田村真穂 さん(東京都 52歳 )から頂いた投稿です。 家族編

 

数年前ちんやさんで25年来の男友達と十数年ぶりに食事をした。スカイツリーができ、浅草が賑やかになったから出てきませんかとの誘いに久しぶりの浅草訪問だった。
街歩きの後ちんやさんへ。久しぶりに会う上、個室で鍋をつつく事に初めは変な緊張感があった。少しお酒が入り、すき焼き鍋をつつきながら いろいろな話をするうちに、彼は少し傷ついた心の内をポツリポツリと話し出した。初めて聞く話に掛ける言葉が見つからない。 すき焼きのグツグツいう音と、あの肉の焼ける匂いと、立ち上がる湯気が しばしの沈黙を支えてくれた。あの日 鍋を挟みながらそんな話を聞き、それから 数年後 彼は私の夫になった。

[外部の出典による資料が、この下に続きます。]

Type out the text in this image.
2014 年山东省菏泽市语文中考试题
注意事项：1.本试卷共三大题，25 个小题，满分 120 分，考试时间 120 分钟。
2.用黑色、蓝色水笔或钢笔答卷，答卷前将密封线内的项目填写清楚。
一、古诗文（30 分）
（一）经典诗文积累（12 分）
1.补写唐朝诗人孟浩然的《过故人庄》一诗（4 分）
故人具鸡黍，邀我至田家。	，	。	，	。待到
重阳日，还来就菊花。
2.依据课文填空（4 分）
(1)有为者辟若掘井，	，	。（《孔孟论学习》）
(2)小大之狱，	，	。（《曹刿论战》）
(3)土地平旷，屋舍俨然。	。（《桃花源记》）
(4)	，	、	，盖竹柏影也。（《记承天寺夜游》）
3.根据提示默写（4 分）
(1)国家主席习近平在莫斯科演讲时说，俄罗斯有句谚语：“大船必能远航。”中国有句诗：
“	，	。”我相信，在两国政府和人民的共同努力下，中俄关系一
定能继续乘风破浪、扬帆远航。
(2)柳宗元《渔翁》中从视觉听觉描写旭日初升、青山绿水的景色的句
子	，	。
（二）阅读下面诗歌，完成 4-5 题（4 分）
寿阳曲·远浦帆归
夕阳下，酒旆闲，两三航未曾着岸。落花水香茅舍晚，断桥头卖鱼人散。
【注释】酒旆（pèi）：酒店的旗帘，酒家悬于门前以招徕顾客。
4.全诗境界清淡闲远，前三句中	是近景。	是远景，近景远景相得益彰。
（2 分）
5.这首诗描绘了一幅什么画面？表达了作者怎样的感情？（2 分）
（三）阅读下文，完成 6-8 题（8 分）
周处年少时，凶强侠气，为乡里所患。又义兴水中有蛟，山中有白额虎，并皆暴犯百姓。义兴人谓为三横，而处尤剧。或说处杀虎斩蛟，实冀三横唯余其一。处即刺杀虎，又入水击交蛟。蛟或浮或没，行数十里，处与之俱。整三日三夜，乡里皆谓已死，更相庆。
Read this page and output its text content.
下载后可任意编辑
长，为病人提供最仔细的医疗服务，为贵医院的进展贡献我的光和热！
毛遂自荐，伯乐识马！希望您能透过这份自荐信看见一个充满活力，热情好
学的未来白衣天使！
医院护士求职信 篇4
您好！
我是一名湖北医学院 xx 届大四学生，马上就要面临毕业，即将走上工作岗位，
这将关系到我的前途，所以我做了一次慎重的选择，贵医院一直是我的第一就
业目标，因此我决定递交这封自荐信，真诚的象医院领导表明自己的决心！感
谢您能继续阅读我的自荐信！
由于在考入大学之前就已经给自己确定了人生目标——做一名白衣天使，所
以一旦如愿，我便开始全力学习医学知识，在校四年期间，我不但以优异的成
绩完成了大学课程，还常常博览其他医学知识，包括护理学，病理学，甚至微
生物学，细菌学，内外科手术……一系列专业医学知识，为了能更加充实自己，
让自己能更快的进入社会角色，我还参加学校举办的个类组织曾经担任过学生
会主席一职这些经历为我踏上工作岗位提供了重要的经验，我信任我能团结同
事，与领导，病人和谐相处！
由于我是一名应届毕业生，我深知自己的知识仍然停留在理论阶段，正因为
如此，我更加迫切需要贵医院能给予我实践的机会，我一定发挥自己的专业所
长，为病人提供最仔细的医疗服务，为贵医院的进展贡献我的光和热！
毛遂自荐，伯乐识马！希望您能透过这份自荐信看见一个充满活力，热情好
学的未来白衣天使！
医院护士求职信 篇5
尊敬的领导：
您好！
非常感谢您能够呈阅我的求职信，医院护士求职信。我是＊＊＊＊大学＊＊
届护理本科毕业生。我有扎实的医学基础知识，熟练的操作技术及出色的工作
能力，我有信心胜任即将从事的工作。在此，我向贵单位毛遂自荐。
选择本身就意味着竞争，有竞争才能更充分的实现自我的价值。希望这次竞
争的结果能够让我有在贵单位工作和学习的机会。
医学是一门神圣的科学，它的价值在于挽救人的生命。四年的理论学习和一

彼の心をほぐしてくれたすき焼き鍋、あの日の食事がすき焼きじゃなかったら、ちんやさんじゃなかったら、私たちの人生は違っていたかもしれない。
すき焼きは小さい頃から何か幸せを感じさせる食べ物だった。家族の団欒や贅沢な気持ちや満たされた胃袋や…。
ちんやさんのすき焼きがくれたこの縁を大切に、これからずっと 肉に寄り添うネギのような旨味のある夫婦でありたいと思う。